Thursday’s session represented a “benign environment,” a New York-based market source said, with emerging market investors using the drifting upward in rates over the last two days as “as a buying opportunity to bulk up on EM credits.”

Sao Paulo-based food processing company Marfrig priced seven-year notes at 98.641 for a yield of 7 1/8%. The Rule 144A and Regulation S notes are non-callable for three years.

Proceeds will be used for liability management, funding the tender offer for its outstanding notes due in 2018 and 2019.

Brazilian hospital operator Rede D’Or was also pricing up to $500 million of seven- or 10-year notes.

There were also two new issues from Mexico. BBVA Bancomer launched on Thursday $1 billion of 15-year tier 2 subordinated capital notes to yield Treasuries plus 265 bps, according to a market source.

Final terms were expected to be set late Thursday.

Pricing was coming at the tight end of guidance for a yield of Treasuries plus 270 bps area plus or minus 5 bps, which was revised down from initial talk of Treasuries plus 300 bps.

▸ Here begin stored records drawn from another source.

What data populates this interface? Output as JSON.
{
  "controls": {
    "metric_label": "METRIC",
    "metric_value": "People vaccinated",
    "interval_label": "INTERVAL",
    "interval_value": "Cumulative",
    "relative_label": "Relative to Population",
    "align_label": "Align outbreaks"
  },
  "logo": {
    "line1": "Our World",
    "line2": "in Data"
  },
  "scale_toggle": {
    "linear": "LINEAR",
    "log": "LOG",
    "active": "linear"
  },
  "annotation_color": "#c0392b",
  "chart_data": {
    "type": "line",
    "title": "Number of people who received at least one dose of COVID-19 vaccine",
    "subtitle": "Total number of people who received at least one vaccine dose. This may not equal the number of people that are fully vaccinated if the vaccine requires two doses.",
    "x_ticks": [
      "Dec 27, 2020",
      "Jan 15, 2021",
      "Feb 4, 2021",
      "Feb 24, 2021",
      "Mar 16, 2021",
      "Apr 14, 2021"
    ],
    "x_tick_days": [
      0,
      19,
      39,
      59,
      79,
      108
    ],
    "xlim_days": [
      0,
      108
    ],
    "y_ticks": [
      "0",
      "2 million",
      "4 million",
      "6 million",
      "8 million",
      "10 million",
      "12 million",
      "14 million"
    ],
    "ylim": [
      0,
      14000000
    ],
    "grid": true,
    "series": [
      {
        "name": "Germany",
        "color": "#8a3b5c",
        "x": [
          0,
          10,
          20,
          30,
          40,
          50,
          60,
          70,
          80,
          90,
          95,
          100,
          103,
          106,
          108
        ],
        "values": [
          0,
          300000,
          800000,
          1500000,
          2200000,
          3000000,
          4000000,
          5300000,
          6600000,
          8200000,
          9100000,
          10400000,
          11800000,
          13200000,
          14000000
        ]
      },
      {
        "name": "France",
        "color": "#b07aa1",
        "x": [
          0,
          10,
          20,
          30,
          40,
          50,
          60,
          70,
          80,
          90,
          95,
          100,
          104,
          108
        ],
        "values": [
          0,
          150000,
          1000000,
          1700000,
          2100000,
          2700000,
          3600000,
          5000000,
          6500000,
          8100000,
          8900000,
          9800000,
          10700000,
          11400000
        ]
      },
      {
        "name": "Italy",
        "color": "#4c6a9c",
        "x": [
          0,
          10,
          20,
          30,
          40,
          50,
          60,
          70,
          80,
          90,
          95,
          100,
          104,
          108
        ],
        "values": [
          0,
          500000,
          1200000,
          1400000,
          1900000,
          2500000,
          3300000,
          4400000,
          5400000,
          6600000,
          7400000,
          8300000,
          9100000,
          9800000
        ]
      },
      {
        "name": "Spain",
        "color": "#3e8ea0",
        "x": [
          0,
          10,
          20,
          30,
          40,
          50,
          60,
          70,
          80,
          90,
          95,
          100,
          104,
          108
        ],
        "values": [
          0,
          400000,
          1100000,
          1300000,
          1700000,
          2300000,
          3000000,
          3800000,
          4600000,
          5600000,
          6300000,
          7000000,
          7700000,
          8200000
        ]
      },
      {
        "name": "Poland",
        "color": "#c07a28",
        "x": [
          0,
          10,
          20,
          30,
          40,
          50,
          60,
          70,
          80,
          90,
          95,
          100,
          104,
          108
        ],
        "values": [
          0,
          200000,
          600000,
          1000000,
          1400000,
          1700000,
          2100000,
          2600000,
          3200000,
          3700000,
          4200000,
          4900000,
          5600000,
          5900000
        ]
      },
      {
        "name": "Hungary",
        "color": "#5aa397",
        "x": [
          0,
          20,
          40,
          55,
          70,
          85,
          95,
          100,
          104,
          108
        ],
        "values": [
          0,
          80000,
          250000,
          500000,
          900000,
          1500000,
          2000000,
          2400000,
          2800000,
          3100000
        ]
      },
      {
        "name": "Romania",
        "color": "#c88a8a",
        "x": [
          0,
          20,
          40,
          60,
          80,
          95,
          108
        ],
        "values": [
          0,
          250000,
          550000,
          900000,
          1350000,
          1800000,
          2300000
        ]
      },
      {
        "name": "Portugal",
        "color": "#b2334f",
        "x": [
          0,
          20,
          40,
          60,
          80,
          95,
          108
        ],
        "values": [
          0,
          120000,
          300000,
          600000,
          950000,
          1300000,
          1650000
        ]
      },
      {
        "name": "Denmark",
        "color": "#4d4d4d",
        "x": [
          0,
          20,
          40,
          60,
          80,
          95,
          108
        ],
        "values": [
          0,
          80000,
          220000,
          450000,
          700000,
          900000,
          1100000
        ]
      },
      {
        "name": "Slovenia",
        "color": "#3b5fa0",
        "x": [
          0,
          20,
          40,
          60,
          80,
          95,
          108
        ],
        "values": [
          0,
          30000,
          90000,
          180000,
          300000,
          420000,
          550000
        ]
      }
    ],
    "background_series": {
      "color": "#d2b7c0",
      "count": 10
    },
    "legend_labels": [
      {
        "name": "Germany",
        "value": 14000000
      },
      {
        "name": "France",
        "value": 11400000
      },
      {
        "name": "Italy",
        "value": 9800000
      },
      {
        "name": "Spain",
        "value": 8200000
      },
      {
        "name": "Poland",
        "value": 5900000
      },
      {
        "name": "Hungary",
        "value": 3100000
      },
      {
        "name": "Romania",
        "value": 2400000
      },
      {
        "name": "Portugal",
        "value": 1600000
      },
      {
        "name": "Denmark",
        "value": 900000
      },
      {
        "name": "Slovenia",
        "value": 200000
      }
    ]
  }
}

BBVA Securities, BNP Paribas, BofA Merrill Lynch and JPMorgan were bookrunners of the Rule 144A and Regulation S notes.

BBVA is a Mexico City-based financial institution.

And finally, Nemak priced $500 million seven-year notes at par to yield 4¾%,.

The notes are non-callable for three years.

The automotive part manufacturer has earmarked proceeds to refinance its existing $500 million 5½% notes due 2023.

Pricing of the new notes came at the tight end of guidance, which was for a yield in the 4 7/8% area, plus or minus 12.5 bps.